I shrugged again. If we were the Jemmie and Cass we used to be, I would’ve told her in a heartbeat.
“Okay, don’t tell me.” She sounded disappointed but didn’t push.
We didn’t use to have secrets, and we were way too good friends to be polite. Ben wasn’t the only one who was changing, no matter what Cass said.
Suddenly, she laughed and pointed. My big old orange tomcat, General Lee, who never changed except to get fatter, was licking the ice cream bowl—and I remembered what Big had said about comic relief.
Nana came out and asked us if we planned to moon around all day, because if we did she had some windows that needed washing. We got off the porch and started walking, but we couldn’t go to Nowhere since the guys were probably there. Instead we found ourselves back at the place we’d walked to together most days for two years. Monroe Middle.
Leroy was somewhere inside, trying to multiply fractions, but the windows that faced the track were empty. Even though we’d walked over slowly, we were way too hot. Cass’s freckled cheeks were bright pink.
There was a little shade right next to the school.
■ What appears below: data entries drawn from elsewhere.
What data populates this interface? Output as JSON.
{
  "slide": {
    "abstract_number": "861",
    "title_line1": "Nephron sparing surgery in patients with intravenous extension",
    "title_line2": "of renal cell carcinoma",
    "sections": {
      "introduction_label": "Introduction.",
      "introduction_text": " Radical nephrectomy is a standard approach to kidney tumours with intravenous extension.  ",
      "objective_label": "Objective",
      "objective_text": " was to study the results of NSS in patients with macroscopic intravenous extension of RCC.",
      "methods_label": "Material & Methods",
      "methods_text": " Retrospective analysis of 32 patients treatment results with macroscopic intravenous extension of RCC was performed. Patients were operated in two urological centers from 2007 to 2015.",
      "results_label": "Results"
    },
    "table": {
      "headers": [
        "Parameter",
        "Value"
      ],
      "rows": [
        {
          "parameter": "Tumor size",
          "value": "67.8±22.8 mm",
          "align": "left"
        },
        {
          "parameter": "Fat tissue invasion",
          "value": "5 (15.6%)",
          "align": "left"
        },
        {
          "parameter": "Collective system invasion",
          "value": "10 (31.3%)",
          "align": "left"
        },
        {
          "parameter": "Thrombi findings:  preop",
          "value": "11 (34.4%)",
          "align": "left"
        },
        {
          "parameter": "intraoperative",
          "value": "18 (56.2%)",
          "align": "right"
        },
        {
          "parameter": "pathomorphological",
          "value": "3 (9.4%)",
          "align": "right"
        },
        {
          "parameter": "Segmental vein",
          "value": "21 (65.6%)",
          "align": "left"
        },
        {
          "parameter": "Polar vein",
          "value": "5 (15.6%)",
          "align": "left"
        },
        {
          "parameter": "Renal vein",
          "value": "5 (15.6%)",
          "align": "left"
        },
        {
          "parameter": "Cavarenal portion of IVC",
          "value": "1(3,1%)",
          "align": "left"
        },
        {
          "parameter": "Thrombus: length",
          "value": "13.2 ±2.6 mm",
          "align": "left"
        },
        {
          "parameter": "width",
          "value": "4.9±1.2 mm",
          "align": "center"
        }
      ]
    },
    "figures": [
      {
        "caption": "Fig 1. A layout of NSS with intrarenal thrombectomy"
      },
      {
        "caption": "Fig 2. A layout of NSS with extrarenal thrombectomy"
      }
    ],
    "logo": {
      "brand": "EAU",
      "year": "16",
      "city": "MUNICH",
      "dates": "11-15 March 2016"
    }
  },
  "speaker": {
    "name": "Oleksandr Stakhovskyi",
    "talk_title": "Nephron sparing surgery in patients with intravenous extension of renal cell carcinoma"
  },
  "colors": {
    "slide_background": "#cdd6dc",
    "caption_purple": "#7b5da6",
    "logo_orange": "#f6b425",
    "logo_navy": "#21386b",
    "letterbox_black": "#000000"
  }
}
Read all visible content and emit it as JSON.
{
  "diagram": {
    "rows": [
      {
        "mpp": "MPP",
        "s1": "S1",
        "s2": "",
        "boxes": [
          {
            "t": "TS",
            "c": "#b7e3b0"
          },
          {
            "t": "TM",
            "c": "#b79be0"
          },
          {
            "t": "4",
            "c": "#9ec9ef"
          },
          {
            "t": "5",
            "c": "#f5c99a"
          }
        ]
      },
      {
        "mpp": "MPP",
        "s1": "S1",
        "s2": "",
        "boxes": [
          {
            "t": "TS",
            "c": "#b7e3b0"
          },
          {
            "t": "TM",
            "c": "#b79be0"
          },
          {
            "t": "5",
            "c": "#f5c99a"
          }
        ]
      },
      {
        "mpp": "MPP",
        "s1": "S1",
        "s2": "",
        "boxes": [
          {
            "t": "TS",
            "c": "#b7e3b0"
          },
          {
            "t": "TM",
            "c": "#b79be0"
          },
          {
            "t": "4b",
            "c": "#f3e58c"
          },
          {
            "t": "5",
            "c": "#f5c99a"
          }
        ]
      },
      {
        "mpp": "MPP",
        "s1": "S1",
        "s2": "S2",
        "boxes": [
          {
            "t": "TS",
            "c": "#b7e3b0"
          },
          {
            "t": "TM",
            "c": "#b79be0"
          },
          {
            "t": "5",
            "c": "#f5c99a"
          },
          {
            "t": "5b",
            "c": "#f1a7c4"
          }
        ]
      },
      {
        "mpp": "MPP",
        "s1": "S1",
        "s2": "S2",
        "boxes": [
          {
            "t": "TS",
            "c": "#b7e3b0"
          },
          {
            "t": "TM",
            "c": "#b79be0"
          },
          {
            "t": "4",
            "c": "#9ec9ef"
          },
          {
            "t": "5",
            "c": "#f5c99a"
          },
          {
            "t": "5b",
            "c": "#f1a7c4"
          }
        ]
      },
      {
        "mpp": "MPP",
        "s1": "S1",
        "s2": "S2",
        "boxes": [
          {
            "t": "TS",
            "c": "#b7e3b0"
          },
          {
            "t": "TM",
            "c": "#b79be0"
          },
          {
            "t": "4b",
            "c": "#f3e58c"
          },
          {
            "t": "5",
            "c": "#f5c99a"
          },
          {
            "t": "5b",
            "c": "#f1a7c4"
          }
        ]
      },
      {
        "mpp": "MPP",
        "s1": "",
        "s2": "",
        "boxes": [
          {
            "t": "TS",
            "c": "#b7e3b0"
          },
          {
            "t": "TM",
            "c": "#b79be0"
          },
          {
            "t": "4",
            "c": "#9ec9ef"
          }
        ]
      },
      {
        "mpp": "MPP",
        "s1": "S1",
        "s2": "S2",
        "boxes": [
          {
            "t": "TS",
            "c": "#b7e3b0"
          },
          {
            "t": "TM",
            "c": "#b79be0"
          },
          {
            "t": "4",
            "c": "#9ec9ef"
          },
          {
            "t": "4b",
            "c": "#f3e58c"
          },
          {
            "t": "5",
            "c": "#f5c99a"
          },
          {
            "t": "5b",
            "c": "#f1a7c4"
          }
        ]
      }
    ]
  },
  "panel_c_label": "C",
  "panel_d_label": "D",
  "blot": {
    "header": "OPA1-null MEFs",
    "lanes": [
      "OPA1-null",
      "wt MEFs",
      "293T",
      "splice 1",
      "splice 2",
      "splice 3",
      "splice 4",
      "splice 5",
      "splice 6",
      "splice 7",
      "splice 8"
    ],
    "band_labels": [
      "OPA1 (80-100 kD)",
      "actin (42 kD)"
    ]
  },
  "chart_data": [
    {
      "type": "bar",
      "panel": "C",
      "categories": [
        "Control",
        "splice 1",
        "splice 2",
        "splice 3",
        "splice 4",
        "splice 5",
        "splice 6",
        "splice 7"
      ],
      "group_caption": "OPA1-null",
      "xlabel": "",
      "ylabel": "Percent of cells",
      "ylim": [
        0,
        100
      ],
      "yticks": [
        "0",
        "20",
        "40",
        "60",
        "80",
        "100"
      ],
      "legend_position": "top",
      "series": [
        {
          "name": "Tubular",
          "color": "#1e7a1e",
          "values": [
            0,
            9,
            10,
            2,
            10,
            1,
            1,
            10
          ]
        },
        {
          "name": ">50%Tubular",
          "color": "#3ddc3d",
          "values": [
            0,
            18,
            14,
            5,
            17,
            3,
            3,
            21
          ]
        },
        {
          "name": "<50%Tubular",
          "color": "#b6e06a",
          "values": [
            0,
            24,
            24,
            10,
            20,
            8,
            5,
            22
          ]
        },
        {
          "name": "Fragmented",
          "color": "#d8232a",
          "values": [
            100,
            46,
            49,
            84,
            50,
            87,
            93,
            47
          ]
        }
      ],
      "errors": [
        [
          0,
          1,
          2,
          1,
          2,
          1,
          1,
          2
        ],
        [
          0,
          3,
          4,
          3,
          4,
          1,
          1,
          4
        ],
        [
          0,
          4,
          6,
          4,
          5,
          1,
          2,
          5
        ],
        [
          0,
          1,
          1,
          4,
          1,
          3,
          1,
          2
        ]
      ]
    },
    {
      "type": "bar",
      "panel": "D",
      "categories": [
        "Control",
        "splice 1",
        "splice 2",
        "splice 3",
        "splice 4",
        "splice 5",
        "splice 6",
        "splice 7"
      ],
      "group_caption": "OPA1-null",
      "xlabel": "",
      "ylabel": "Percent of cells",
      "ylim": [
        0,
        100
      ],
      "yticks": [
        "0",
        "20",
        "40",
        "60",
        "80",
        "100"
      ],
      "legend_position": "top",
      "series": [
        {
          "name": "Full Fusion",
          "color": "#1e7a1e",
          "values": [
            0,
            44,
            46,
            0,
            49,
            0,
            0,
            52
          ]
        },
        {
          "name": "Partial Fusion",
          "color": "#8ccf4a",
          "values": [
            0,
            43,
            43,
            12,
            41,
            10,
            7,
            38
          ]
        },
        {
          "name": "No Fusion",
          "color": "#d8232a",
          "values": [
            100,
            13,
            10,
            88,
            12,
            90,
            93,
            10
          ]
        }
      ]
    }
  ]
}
We stood with the toes of our sneakers jammed against the brick wall and rested our foreheads on the cool window glass. “Third period algebra,” I said, peering into a classroom.
“The desks sure look small,” Cass puffed.
“The room too.”
“We were in that class just last week,” she added. “There’s my desk.” Our desks were together at the start of the year, but we talked too much and I got moved. I stared at the desk that had been mine—and then the one right behind it. Big’s.
Cass cupped her hands above her eyes and peered through the glass. “We’ll never be inside this box again.”
“Not unless they have class reunions for middle school.” Still, for a second I imagined Big twenty years from now, sitting in that small desk at a reunion. Would everyone know his name because of his music, or would he be just a guy working in some fast-food place wearing a paper hat?
Cass turned and slid her back down the wall until she was sitting on the ground. “Maybe I could talk to Justin.”
I slid down too. “About what?”
“Ben.” She glanced at me like she was hoping I’d say it was a great idea. When I didn’t, she let out a sigh. “Maybe you’re better off without a boyfriend.”
I sang out, “Amen, sister!” and lifted my palms the way Nana Grace does when she really agrees with someone.
Cass stared at our legs stretched out in front of us; from the knees down they were in the sun. She bumped my ankle with hers. “We need to shave our legs.”
“Big-time.”
She bumped my ankle again. “It used to be easier when it was just you and me, wasn’t it? Jemmie and Cass, the girls who liked to run.”
“Chocolate Milk.” It sounded silly saying it now, but that’s what we called our running team of two when we became best friends the summer before seventh. I wiggled my toes; since we weren’t going to Nowhere, we both wore flip-flops. “After we shave we should paint our toenails.”
She wiggled her toes too. “What color?”
Lou Anne had every color in the universe and she didn’t mind sharing. “I’m thinking purple.” Purple was our favorite.
“Not everything has to change, does it?”
“Like what?”
“Like purple nail polish and us being best friends.”
“No, we’ll always be best friends with purple toenails. Except on the track, where we’ll still have purple toenails, but I’ll beat you if it’s a sprint.”
“And I’ll beat you if it isn’t,” she said. “Wonder what the competition will be like at Leon.”
“Tougher.”
“That’s okay, we’re tough.”
“Super tough.”
She stared across the raggedy grass at the dusty track we’d run so many times, a plaque with our names on it should be wired to the fence. I stared too. It felt the same as looking into our old classroom. Monroe Middle was a place we didn’t belong anymore.
Suddenly she smiled. “Hey, running for Leon? Maybe we’ll win gold at State.”